Interfaith celebration at Roehampton University - 8 May 2006

 A Rabbi told stories in a garden; a Muslim teacher explained a passage from the Koran; there were Bible readings, a performance of Hindu and Sikh song and dance; personal testimonies, sacred music and international food, at Roehampton University's first celebration of faith and culture yesterday.

Nearly one hundred people attended the day-long event organised by a committee headed by the Catholic chaplain, Fr Robert Kaggwa.

In his welcoming speech, Mike Castelli, Principal Lecturer in Education pointed out that it was very appropriate that the university, established as one campus, on what had once been separate Anglican, Methodist, Catholic and secular foundations, should be holding the event which reflected its diverse community.

He continued: "It has been our understanding that faith is not synonymous with religion. To take faith at it fundamental and foundational level, it is faith in oneself, faith in the meaning of life, faith that life makes sense, that the world has meaning and is worthwhile and, from this foundation, faith may grow in many different directions; for some towards a home within a religious community, for some as part of a continuing journey of enquiry and search, for some in a resolution of agnosticism or atheism. Today's celebration embraces all of these."

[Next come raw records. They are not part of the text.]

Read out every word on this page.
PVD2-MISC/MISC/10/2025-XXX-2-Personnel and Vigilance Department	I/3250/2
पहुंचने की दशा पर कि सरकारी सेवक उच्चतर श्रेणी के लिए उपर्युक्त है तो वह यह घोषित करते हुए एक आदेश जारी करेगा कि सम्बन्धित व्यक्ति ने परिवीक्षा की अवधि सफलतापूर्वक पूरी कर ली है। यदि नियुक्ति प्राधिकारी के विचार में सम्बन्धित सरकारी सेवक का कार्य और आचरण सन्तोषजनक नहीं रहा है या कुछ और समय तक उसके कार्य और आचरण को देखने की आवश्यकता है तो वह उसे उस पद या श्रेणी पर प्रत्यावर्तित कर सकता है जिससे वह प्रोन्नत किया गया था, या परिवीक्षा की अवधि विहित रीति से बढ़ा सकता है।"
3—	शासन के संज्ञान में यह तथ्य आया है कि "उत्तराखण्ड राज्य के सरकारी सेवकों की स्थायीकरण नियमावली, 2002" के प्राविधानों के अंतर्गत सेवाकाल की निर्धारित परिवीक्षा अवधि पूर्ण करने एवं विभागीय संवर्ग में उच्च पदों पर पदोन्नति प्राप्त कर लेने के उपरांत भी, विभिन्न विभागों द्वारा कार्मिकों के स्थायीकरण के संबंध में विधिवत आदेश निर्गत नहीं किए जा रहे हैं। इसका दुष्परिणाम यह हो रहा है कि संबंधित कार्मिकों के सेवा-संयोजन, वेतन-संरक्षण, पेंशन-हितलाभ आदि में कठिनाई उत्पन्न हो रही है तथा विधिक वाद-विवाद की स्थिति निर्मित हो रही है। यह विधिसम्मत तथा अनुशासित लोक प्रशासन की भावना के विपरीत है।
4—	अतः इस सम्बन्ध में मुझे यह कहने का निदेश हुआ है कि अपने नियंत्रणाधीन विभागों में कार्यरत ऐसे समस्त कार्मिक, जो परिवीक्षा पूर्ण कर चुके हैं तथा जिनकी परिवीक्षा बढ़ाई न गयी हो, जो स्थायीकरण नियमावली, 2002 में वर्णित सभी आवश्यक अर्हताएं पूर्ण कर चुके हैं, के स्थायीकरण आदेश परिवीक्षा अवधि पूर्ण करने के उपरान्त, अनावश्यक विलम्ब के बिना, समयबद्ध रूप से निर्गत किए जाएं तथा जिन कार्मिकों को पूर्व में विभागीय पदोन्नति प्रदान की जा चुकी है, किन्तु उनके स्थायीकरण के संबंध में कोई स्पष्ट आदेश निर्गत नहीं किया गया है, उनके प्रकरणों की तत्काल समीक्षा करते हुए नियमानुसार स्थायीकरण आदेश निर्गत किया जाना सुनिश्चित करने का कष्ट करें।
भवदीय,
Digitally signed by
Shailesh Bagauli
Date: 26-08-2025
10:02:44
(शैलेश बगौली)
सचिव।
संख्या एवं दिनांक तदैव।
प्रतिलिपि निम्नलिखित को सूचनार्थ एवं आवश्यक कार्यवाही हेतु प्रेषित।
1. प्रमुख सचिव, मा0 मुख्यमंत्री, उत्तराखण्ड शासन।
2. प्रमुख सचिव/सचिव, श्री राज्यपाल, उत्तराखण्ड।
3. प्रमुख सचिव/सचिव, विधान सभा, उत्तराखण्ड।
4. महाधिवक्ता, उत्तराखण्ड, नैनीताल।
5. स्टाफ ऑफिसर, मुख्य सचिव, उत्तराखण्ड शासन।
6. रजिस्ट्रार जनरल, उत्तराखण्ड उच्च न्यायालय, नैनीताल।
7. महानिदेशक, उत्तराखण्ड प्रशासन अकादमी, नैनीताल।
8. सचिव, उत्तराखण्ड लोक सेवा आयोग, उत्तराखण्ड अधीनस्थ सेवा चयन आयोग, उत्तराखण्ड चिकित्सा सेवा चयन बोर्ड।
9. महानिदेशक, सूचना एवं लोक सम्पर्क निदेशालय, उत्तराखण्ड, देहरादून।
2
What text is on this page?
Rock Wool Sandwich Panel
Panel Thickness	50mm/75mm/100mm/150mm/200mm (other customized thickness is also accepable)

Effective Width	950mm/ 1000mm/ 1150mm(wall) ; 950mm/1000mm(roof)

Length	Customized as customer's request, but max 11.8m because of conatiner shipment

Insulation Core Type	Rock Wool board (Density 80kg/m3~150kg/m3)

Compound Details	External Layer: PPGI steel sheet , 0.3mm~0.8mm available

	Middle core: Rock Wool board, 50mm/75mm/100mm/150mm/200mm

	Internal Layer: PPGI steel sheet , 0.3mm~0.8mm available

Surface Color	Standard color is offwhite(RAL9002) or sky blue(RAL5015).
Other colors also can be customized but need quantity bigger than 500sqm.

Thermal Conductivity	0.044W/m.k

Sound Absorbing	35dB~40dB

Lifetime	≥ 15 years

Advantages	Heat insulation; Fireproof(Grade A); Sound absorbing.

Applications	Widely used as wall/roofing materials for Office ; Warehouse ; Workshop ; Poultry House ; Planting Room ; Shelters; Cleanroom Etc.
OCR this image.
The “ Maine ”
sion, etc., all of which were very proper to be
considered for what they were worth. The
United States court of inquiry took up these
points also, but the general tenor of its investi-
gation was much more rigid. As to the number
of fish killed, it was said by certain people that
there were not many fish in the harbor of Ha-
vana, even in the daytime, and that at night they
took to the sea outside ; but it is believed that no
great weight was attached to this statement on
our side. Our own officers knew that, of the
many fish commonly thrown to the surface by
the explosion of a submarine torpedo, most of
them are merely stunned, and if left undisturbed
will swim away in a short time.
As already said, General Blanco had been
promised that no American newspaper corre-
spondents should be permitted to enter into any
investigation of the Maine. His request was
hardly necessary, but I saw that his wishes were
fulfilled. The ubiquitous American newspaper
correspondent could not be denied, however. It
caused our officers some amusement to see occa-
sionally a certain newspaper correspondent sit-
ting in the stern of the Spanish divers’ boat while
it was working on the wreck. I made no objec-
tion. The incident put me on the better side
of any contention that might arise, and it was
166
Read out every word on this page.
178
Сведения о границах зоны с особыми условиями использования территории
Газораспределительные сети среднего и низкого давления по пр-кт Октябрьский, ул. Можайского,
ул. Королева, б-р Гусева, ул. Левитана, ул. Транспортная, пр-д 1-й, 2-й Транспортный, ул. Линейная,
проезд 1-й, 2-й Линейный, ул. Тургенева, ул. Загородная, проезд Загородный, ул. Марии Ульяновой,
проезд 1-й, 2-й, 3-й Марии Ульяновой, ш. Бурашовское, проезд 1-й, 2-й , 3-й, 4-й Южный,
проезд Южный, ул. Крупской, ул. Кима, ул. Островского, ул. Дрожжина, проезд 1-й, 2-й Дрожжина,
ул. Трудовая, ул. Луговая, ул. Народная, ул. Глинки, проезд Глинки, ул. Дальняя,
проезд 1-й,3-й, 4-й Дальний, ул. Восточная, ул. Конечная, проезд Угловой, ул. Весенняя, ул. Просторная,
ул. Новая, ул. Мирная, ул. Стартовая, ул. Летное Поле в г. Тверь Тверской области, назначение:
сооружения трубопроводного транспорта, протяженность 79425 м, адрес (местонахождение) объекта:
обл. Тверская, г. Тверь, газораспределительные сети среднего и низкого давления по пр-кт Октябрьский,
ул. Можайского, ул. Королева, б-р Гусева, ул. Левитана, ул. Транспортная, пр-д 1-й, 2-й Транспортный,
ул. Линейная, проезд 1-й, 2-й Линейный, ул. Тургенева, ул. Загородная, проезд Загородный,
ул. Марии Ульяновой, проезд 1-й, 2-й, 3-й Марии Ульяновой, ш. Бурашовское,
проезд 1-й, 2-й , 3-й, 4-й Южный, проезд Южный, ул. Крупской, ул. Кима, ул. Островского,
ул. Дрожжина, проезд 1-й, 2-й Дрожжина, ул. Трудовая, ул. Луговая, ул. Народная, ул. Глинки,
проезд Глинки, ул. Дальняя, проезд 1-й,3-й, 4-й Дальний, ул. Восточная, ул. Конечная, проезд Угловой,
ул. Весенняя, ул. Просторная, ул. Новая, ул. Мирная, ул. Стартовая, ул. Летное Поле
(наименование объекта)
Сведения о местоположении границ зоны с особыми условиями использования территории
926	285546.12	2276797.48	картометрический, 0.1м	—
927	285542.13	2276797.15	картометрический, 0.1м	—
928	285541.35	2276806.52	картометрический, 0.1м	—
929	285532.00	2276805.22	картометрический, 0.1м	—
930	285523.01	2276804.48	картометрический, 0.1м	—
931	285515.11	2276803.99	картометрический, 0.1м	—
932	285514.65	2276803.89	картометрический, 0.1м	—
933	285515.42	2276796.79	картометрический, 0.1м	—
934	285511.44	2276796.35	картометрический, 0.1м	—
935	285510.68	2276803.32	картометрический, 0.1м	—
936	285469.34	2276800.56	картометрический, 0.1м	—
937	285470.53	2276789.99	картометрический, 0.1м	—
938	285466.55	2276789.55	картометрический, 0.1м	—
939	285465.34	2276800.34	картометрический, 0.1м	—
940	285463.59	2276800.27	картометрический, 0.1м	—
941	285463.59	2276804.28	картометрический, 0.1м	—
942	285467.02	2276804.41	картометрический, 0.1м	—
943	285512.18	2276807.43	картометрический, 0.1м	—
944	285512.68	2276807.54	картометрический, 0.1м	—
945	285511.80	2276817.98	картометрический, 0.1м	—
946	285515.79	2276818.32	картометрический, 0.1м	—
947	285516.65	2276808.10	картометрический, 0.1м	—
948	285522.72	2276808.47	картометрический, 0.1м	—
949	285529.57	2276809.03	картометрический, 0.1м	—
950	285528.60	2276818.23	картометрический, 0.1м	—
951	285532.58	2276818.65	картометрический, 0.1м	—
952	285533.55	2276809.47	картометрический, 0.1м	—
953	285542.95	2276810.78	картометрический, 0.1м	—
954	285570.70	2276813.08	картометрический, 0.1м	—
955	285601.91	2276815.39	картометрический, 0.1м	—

The day began with a meal, social gathering and music. Next, in what one person described as 'religious speed-dating' - Buddhist, Christian, Hindu, Jewish, Muslim and Sikh representatives held short storytelling sessions. Finally, after some performances of song and dance from the different traditions, the day concluded with representative from each faith expressing what they valued in their own faiths and others.

Shoba Sait, who is Hindu, said she loved the Hindu belief that God is everywhere. She admired Muslims because they must give a percentage of their earnings to the poor. Muslim teacher Abdullah Trevathan said he valued the Muslim sense of the shared suffering of all humanity and its generosity. He admired the strength of Jewish family values. Aviva Dautch said she loved Jewish humour and the fact that they were able to have so many opinions on one subject. She liked the way Christians focussed more on issues.

Catholic writer and Reader in Religious Studies at Roehampton University, Dr Tina Beattie, (asked to speak on her faith and Buddhism) told the gathering she felt the day had been a wonderful bringing together of different faiths. It was important she said, not just to focus on shared beliefs but also to see what could be learnt from each other. As a Catholic she loved the Incarnation, the vulnerability of God, in the crib, the cross, God's sharing in the suffering of ordinary people. But she was saddened by the way the Christian message was sometimes distorted. if all Christianity was like the one practised by George Bush, she said: "I would be a Buddhist.... In Buddhism I see a call to Christians to experience non-attachment, letting go. It has a good deal to teach us."

At the end of the gathering there were calls for further inter-faith events. Some suggested that a regular discussion forum could be established or speakers could be invited to give in-depth talks.

The chaplaincy already runs informal get-togethers for people of different faiths and has a regular Fair Trade breakfast.